Marco laughs again, looking out over the view at the top of his all-new vertical kilometer, as we question why he keeps organizing such novel races, ones that have such an innate ability to tap into the psyche of runners, embedding themselves in their hearts. For him, growing up surrounded by Northern Italy’s strongest mountain athletes, the motivation to run was always there, as was the love for the outdoors and for his valley. For anyone who has met Marco, there is one thing that stands out as his true character—aside from his open manner and making time for everyone—and it’s the phrase inscribed on a bracelet he wears declaring, “Skyrunner inside.”
Here are the events mentioned above organized by Marco de Gasperi:
Santa Caterina Winter Trail, March 2016
Distance: 14 km
Just up the valley from Bormio, the Santa Caterina Winter Trail had its inaugural race in 2015. A romp through thick snow for the first kilometer, it then headed onto the intimate resort’s network of cross country ski tracks, before heading further up and along the opposing mountainside.

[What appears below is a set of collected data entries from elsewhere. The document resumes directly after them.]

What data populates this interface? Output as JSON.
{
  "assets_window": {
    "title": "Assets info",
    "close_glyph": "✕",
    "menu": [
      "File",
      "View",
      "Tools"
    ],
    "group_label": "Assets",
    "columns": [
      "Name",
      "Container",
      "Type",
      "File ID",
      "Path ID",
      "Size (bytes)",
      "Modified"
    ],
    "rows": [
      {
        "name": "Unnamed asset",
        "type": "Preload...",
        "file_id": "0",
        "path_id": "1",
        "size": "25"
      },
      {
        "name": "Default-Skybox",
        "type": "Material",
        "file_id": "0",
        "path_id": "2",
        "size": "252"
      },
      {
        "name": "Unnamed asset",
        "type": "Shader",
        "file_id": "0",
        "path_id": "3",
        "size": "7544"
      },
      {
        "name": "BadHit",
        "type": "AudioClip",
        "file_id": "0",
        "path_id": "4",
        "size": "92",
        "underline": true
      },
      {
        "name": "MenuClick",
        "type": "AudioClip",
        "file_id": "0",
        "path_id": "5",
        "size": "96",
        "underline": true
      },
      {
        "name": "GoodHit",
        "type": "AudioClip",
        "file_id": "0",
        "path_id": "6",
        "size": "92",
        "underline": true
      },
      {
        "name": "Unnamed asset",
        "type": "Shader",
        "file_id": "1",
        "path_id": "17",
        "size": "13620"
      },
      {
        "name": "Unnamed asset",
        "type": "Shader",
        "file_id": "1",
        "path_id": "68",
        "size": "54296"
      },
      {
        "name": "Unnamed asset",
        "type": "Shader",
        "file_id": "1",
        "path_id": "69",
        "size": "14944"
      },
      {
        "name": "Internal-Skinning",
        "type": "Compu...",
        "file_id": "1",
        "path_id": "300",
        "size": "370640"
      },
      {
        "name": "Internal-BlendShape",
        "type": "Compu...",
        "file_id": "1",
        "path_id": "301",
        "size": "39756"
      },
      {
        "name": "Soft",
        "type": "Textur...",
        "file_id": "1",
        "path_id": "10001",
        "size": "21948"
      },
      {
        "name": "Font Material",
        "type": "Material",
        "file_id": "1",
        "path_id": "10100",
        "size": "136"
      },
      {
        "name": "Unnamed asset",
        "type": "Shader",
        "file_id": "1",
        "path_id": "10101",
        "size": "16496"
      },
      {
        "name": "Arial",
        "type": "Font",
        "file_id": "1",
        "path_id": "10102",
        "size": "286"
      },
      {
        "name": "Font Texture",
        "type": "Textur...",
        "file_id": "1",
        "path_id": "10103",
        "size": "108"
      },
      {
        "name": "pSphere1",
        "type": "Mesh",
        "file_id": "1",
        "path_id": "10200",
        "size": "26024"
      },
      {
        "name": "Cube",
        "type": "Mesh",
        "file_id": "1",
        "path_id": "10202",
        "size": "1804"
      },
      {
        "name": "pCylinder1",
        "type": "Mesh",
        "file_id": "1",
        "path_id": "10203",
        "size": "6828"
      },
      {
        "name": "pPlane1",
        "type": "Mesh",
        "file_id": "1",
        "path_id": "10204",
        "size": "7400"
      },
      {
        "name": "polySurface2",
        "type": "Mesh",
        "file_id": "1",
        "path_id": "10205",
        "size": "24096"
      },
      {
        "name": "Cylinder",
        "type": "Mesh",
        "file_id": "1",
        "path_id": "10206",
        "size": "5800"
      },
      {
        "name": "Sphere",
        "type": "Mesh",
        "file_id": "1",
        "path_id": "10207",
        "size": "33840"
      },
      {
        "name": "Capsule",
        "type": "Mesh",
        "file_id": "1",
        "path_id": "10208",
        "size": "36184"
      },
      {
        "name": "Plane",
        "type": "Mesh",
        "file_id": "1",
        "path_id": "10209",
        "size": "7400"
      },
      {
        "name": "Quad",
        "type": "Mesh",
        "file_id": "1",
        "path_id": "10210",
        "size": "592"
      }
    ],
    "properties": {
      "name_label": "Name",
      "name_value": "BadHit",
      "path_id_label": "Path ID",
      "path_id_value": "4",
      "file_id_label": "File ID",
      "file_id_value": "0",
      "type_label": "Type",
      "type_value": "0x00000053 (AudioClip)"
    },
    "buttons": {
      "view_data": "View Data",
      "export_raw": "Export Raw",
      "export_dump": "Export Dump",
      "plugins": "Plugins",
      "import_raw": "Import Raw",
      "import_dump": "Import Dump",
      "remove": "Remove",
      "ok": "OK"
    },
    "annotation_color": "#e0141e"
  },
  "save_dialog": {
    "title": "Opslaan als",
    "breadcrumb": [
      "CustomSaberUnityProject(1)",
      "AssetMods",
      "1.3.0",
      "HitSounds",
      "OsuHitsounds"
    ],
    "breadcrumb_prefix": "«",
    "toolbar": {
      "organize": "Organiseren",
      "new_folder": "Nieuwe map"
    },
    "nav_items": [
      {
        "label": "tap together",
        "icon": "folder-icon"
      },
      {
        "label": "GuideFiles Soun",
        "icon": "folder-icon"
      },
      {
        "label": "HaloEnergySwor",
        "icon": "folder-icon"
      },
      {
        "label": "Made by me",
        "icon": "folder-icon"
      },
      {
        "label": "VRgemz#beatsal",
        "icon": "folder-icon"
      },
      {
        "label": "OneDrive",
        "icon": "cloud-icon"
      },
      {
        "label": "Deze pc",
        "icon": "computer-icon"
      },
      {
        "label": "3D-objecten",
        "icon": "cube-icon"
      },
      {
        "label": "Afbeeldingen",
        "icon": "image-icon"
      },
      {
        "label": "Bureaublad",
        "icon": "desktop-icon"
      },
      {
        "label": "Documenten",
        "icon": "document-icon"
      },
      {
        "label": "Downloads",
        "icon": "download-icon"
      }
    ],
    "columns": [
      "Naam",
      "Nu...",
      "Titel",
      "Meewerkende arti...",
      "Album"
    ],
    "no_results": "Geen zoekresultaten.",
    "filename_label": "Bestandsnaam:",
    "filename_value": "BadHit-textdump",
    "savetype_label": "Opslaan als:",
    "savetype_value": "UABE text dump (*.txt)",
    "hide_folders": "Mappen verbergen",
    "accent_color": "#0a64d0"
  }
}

Valtellina Tube Race, April 2016
Distance: 1 km
Perhaps the valley’s most talked about event of 2015, the inaugural Valtellina Tube Race witnessed a flurry of feet as hundreds of competitors geared up to climb the 2,700 steps.
Santa Caterina Vertical, June 2016
Distance: 3.1 km
Livigno Skymarathon, June 2016
Distance: 42 km
Both entering the Skyrunning World Series, these two events aren’t for the faint-hearted or the weak-legged, but the views and the satisfaction are worth every ounce of exertion.
Valtellina Wine Trail, November 2016
Distance: 11 km, 21 km and 42 km
Three point-to-point races all ending in Sondrio’s main square where you’ll feast on local delicacies and delectable regional wine until all the finishers are in. The perfect way to end any running season, but watch out for those vineyards; they’re tougher than they look.